In fact, if you want to take a very pessimistic stance and
drill down a little bit, the complementary statistics for
unemployment are as dim as ever. The percentage of
"counted" unemployed that have been unemployed longer
than 36 weeks (9 months) is 38.6% of all unemployed - the
highest number in 25 years. And while the number of those
unemployed for less then 9 weeks has dropped
significantly (from 15.3% of total unemployed to 11.6%)
over the last three months, the other Quartile measurements
of unemployment duration have been growing.

What does this mean? It means that people, once unemployed,
are moving to the ranks of the long-term unemployed - and
staying there. This is also also confirmed by the broad measure
of unemployment U6, which counts the unemployed,
the discouraged, and the crucially important "unemployment
effect of reduced hours" (i.e. for every four people cut back from
40 hours to 32, add one to the "currently unemployed" head count).

That number remains a depressing 17.2%.

Which brings up the second question - is this miraculous
Unemployment figure a statistical aberration?
I think we can safely say Yes.

To begin with, any raw count of U3 (the official
unemployment rate), has a Mean Statistical Error
of +/- 100,000. This number has remained very consistent,
even adjusting for its dependent variables labor force size
and labor force participation rate. So, allowing for error,
the true number could be anywhere from -11,000 to -111,000,
depending upon sample size and methodology, both of which
the BLS is free to alter at any time.

Further, when you take into account Seasonal adjustment,
which normally adjusts LFS (labor force size) and LFPR
(labor force participation rate) upward to account for seasonal
Holiday retail and shipping employment, this purportedly good
report is skewed further.

So, to confirm whether or not this "good news " is real,
I'm going to look at a proxy for the BLS numbers - The ADP
payrolls report, which measures an approximation of U3 through
payroll rather than household data.

The ADP numbers for November? Job Loss = -169,800
(still dismal, but improving), with a Holiday Seasonal
adjustment of +52,000.

Conclusion? Statistical and seasonal aberration most likely,
with all numbers within allowed statistical error.

Finally, we come to the "Conspiracy Theorist" outlook,
most frequently bandied about by websites such as
Zero Hedge, Naked
Capitalism, Calculated Risk, and others.

Basically, the "conspiracy" meme runs like this - The
Administration, Congress, The Fed, and the TBTF banks
(most prominently Goldman Sachs), were going to drastically
cook the November unemployment numbers to mislead the people.
And on the surface, there's some justification for this.

The forecasters were predicting that retailers were facing
the worst Holiday retail season in a generation. More retail
chain bankruptcies were predicted for the first quarter of 2010,
with all the attendant negative fallout for employment and
commercial real estate.

That's not what the Powers That Be want to hear, goes
the theory, so watch for an "October Surprise" - namely,
unemployment numbers that would be miraculously
optimistic, in order to goose consumer spending.

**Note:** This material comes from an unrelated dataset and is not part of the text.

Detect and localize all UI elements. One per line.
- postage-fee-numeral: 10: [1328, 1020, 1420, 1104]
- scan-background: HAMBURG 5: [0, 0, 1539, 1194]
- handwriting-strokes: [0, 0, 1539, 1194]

Did that happen? In my opinion - Maybe, but only because
this relatively meaningless statistical improvement has
been flogged beyond all credibility as being "positive" by
mainstream media types who should know better.

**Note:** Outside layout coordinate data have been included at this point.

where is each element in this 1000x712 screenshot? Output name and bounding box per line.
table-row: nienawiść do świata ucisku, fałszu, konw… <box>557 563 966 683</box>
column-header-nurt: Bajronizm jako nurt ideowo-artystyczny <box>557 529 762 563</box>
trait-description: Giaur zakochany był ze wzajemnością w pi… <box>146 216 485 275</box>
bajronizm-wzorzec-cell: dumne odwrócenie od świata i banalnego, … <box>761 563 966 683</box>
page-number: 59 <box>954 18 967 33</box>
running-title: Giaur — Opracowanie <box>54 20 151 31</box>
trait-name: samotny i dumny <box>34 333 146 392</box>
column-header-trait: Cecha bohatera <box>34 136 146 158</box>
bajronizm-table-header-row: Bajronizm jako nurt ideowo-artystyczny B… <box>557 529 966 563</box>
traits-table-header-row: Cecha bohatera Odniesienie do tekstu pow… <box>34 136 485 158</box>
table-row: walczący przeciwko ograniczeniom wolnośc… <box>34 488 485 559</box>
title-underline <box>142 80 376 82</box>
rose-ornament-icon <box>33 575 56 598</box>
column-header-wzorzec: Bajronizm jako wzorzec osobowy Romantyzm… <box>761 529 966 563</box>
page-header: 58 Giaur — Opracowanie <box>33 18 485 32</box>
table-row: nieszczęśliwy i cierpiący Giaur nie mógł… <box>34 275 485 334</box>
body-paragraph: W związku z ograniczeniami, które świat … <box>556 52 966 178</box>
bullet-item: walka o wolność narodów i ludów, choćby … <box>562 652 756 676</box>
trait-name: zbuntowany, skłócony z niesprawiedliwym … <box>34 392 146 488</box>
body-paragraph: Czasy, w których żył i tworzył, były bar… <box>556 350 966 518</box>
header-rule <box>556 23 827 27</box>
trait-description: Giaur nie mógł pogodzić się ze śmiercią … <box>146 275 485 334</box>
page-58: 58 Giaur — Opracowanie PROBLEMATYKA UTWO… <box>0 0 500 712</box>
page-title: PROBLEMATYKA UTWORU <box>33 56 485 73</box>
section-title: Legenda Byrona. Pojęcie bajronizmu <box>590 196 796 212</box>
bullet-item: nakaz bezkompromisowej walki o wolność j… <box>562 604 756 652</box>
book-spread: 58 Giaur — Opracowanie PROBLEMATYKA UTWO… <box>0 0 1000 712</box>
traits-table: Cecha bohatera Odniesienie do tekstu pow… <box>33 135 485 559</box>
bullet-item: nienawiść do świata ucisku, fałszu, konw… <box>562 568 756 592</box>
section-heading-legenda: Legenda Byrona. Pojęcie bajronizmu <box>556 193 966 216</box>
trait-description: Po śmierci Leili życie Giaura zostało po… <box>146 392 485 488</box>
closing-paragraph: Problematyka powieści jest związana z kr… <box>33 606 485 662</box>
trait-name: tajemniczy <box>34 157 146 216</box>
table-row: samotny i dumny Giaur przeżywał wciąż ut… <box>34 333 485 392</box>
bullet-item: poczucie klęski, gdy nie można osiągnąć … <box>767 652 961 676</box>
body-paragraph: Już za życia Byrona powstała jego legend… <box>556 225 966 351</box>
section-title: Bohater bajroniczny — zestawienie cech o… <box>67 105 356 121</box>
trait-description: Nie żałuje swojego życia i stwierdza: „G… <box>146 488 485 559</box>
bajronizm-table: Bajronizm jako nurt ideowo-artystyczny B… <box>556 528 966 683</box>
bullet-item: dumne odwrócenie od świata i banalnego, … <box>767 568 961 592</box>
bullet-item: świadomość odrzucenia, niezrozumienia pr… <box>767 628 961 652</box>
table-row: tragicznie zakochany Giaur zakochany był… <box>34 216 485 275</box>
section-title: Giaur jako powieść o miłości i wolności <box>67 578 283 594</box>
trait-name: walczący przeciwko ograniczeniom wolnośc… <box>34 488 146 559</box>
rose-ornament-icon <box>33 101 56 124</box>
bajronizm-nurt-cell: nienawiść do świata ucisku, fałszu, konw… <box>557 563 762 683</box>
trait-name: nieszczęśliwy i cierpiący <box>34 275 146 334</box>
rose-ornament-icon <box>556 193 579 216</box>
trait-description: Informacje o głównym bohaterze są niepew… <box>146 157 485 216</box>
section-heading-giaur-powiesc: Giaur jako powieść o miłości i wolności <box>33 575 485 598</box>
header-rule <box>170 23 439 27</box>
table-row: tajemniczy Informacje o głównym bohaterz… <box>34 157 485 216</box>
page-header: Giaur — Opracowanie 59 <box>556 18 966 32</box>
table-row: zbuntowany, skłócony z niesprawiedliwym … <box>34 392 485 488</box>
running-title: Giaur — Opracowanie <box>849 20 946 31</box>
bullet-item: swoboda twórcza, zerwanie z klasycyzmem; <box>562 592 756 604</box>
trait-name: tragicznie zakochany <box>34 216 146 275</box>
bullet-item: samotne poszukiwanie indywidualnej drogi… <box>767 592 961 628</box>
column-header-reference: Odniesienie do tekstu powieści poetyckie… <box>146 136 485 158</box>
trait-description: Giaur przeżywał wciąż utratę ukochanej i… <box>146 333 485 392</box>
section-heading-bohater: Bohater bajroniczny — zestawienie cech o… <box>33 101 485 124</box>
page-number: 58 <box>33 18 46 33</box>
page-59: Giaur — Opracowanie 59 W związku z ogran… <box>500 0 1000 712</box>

Even Goldman Sachs - the hated Squid - put out its
November expectations as an improving
(but still negative) -101,000, with a qualifier to not
expect much improvement in the first or second
quarters of 2010.

This, in my mind, is consistent with the other data.

So - in conclusion? Things are still bad, but slowly getting
less so, and the economy will continue to bounce along
the bottom for the next several months.

Now that is not good news, for the politicians especially - but
we'll cover that later. And as for the "Green Shoots?"

Relax, they're not here yet.

2 comments:

  1. Obama needs to get going with a jobs programs of all kinds. Whoever wants to work can find work. Wish he could sign off on it with an executive order. George Bush redefined executive orders maybe Obama can do the same to turn the economy around?